Zwar leidet das Unternehmen unter dem starken Franken, doch die negativen Effekte werden teilweise auf der Beschaffungsseite kompensiert. So nennt Tornos-Finanzchef Luc Widmer hier einerseits einen negativen Umsatzeffekt von 6,5 Prozent, andererseits aber positive Auswirkungen des starken Frankens auf der Beschaffungsseite in der Höhe von 3 Prozent. Nach dem Sprung der Aktie über die Marke von 5.0 Franken setzen Anleger darauf, dass schon bald die Hochs vom Januar um 5.50 Franken wieder drin sind.
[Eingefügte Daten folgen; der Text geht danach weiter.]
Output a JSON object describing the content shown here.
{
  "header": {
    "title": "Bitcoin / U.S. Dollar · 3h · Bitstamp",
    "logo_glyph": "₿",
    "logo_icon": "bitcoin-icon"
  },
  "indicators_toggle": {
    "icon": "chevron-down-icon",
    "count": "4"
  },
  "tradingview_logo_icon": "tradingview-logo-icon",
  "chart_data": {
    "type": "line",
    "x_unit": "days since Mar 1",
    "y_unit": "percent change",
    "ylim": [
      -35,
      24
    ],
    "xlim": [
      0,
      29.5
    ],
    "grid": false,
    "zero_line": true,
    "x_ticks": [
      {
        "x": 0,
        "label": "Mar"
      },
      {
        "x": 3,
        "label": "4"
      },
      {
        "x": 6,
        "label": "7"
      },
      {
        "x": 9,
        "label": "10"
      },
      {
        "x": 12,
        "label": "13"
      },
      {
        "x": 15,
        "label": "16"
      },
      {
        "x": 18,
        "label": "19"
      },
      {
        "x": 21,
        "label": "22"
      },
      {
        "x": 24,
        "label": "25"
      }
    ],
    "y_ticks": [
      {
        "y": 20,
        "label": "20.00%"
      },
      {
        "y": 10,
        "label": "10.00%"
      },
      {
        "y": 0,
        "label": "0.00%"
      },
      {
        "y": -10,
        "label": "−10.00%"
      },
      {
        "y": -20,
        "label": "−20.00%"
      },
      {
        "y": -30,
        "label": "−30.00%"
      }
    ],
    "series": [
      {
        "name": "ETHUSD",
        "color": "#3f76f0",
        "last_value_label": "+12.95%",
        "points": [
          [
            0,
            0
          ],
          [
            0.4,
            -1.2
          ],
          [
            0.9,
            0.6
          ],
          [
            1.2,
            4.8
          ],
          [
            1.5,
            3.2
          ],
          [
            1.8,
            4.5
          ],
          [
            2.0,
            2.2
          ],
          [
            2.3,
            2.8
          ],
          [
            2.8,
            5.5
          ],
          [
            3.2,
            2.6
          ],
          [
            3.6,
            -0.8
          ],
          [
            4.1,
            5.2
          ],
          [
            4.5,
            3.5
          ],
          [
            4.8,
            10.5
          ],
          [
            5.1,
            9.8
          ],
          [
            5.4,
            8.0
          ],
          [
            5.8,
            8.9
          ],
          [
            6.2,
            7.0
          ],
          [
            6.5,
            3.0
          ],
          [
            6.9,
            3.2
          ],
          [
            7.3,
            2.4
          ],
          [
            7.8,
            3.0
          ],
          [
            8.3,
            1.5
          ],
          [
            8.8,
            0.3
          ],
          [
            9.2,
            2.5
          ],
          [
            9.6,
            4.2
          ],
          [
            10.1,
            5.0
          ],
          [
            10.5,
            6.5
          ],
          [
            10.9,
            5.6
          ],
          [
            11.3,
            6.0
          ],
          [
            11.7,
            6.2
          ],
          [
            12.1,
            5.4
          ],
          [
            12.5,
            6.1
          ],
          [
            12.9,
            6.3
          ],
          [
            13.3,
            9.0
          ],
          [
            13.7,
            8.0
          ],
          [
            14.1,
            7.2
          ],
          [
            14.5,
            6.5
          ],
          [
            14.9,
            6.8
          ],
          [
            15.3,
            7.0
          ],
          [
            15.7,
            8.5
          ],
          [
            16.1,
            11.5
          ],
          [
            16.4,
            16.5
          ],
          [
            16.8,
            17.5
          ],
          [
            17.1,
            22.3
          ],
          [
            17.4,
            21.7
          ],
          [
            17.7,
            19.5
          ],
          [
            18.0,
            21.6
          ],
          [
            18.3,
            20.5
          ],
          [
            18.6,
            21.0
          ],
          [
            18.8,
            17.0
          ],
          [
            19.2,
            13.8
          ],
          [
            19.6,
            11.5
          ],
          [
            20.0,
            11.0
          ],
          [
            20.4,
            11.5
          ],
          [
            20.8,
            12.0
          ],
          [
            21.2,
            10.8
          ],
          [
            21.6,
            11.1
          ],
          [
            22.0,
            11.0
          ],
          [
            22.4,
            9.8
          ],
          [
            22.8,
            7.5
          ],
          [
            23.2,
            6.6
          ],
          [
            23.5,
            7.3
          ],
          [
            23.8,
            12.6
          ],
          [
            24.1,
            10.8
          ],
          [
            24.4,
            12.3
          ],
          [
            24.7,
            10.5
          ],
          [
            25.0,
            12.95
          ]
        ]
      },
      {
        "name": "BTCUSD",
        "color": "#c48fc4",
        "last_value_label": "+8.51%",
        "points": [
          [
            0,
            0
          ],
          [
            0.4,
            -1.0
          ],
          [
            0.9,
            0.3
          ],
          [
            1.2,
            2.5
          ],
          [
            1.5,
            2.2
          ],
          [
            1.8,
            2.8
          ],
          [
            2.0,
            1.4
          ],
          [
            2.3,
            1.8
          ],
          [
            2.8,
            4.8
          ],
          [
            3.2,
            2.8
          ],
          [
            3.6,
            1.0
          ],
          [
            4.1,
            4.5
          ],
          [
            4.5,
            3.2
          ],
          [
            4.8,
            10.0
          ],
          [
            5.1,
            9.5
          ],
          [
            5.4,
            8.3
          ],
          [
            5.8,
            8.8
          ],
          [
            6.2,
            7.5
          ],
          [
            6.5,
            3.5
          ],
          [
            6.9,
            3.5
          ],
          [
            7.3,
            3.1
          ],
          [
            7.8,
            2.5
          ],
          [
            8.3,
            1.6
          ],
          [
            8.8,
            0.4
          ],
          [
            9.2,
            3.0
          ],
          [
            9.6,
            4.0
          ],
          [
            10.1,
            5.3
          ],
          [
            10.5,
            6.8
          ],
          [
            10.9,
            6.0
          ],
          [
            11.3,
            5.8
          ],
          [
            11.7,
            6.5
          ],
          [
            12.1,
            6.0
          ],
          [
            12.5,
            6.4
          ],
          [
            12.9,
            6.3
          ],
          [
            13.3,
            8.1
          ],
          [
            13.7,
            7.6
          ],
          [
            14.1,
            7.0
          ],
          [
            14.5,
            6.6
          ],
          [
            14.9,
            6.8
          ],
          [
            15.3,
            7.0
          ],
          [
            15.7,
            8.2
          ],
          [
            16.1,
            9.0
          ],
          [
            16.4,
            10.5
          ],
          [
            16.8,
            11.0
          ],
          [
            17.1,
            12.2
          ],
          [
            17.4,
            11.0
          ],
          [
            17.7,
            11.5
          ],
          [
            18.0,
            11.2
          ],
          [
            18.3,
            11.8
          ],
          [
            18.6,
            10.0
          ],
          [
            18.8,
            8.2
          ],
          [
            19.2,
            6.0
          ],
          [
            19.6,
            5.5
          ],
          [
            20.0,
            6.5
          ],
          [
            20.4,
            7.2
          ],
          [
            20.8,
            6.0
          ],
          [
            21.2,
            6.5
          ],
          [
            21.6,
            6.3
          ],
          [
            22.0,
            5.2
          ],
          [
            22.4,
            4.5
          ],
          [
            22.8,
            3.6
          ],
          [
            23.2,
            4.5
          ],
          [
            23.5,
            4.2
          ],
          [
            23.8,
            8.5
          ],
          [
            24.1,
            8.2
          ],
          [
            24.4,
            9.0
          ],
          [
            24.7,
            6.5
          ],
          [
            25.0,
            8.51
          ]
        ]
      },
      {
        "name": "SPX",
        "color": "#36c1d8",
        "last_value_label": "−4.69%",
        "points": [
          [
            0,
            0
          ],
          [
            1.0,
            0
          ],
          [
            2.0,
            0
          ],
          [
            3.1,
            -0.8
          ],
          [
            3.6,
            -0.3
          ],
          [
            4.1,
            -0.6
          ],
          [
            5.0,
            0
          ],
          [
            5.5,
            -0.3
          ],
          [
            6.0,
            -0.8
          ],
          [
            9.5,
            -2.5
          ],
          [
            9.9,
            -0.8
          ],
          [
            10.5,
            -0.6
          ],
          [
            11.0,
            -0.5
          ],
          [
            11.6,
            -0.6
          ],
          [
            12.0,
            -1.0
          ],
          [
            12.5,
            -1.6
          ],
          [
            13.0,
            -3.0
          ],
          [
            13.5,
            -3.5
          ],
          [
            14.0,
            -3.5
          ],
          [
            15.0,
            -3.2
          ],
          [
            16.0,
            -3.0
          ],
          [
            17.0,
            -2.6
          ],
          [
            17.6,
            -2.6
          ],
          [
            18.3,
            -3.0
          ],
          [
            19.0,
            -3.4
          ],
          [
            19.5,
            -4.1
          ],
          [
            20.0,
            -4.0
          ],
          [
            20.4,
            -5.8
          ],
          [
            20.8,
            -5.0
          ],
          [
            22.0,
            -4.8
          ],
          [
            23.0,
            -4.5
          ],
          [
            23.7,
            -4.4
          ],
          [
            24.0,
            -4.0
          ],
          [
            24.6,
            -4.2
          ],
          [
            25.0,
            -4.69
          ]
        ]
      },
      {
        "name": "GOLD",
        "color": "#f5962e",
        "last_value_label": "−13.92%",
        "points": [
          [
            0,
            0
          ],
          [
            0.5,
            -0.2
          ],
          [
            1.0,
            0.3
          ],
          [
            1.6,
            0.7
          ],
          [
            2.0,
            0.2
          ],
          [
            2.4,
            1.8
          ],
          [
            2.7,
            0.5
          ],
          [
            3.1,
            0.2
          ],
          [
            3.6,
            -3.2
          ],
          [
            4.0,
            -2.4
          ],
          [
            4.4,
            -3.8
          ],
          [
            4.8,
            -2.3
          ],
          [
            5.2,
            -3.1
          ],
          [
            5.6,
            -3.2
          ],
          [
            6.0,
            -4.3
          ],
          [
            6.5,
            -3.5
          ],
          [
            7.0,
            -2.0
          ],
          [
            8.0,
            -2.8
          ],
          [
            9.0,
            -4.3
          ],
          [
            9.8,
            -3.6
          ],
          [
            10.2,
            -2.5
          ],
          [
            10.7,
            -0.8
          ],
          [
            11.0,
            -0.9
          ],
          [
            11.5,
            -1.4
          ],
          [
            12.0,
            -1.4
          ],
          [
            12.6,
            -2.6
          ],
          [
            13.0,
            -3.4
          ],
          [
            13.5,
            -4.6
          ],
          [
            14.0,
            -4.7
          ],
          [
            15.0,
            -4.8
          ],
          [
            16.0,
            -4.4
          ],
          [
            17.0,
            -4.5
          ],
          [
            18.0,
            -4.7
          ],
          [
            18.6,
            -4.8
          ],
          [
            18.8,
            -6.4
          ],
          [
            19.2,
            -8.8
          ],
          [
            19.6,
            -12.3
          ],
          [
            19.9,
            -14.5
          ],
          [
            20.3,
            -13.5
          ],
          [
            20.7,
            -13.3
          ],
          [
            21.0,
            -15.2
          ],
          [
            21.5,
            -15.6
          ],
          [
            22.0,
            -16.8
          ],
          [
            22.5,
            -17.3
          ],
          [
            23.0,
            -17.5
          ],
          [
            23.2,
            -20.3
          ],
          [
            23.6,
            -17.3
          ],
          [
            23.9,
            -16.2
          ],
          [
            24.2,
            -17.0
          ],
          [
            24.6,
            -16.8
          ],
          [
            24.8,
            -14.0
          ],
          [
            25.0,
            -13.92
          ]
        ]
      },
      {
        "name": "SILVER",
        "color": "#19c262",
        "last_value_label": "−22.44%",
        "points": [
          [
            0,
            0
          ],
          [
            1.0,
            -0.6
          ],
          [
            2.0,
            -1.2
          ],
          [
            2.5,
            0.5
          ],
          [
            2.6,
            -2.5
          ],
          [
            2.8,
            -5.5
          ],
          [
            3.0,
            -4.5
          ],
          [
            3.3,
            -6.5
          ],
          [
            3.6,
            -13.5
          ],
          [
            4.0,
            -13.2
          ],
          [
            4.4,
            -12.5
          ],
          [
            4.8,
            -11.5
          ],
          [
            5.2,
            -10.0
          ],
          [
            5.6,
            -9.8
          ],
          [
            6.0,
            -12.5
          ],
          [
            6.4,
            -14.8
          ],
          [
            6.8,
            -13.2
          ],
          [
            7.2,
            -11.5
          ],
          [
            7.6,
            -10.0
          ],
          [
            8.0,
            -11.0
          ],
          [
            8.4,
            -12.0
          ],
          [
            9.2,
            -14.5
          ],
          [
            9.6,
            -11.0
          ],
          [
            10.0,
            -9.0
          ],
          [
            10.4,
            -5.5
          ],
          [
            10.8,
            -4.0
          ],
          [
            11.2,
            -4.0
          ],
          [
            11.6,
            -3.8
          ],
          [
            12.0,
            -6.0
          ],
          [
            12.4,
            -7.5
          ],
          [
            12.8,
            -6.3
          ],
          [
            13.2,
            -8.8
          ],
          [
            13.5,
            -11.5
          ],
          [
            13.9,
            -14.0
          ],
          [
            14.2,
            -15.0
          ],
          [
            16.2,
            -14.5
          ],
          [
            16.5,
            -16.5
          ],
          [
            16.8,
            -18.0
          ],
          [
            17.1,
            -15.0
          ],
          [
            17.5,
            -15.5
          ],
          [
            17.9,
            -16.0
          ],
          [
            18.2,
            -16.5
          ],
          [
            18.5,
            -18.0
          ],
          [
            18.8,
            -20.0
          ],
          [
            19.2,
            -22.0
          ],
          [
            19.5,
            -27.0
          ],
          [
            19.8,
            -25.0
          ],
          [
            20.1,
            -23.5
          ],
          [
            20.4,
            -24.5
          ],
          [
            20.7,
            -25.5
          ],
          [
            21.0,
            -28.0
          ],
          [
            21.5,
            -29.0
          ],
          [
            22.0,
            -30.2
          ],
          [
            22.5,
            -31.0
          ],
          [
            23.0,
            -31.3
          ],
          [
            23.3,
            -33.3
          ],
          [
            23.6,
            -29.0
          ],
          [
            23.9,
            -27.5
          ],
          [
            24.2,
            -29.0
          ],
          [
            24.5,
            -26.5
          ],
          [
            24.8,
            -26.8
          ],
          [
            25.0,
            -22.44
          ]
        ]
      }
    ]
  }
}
U-blox: Starke Perspektiven

Nach einem kräftigen Einbruch im Januar um 21,2 Prozent verbucht die Aktie von U-blox jetzt ebenfalls einen kräftigen Schub nach oben. Die Präsentation der 2014er-Ergebnisse brachte dem Anbieter von elektronischen Systemen zur Positionsbestimmung und drahtlosen Kommunikation gestern ein Kursplus von 14 Prozent. U-blox berichtet über ein sehr gutes Jahr. Der Umsatz des Konzerns aus Thalwil kletterte im 2014 um 23 Prozent auf 270,0 Millionen Franken, der Gewinn stieg weit überproportional um 40 Prozent auf 34,4 Millionen Franken. Und der Ausblick hat es in sich.

In diesem Jahr sollen die Erlöse auf 335 bis 345 Millionen Franken steigen, das operative Ergebnis soll von 39,1 auf 48 bis 53 Millionen nach oben klettern. Nachdem die Aktie den Widerstand beim Allzeithoch vom Januar um 146 Franken und dann sofort auch die 150er-Marke überspringen konnte, erwarten viele Börsianer schon bald Kurse von 170 Franken.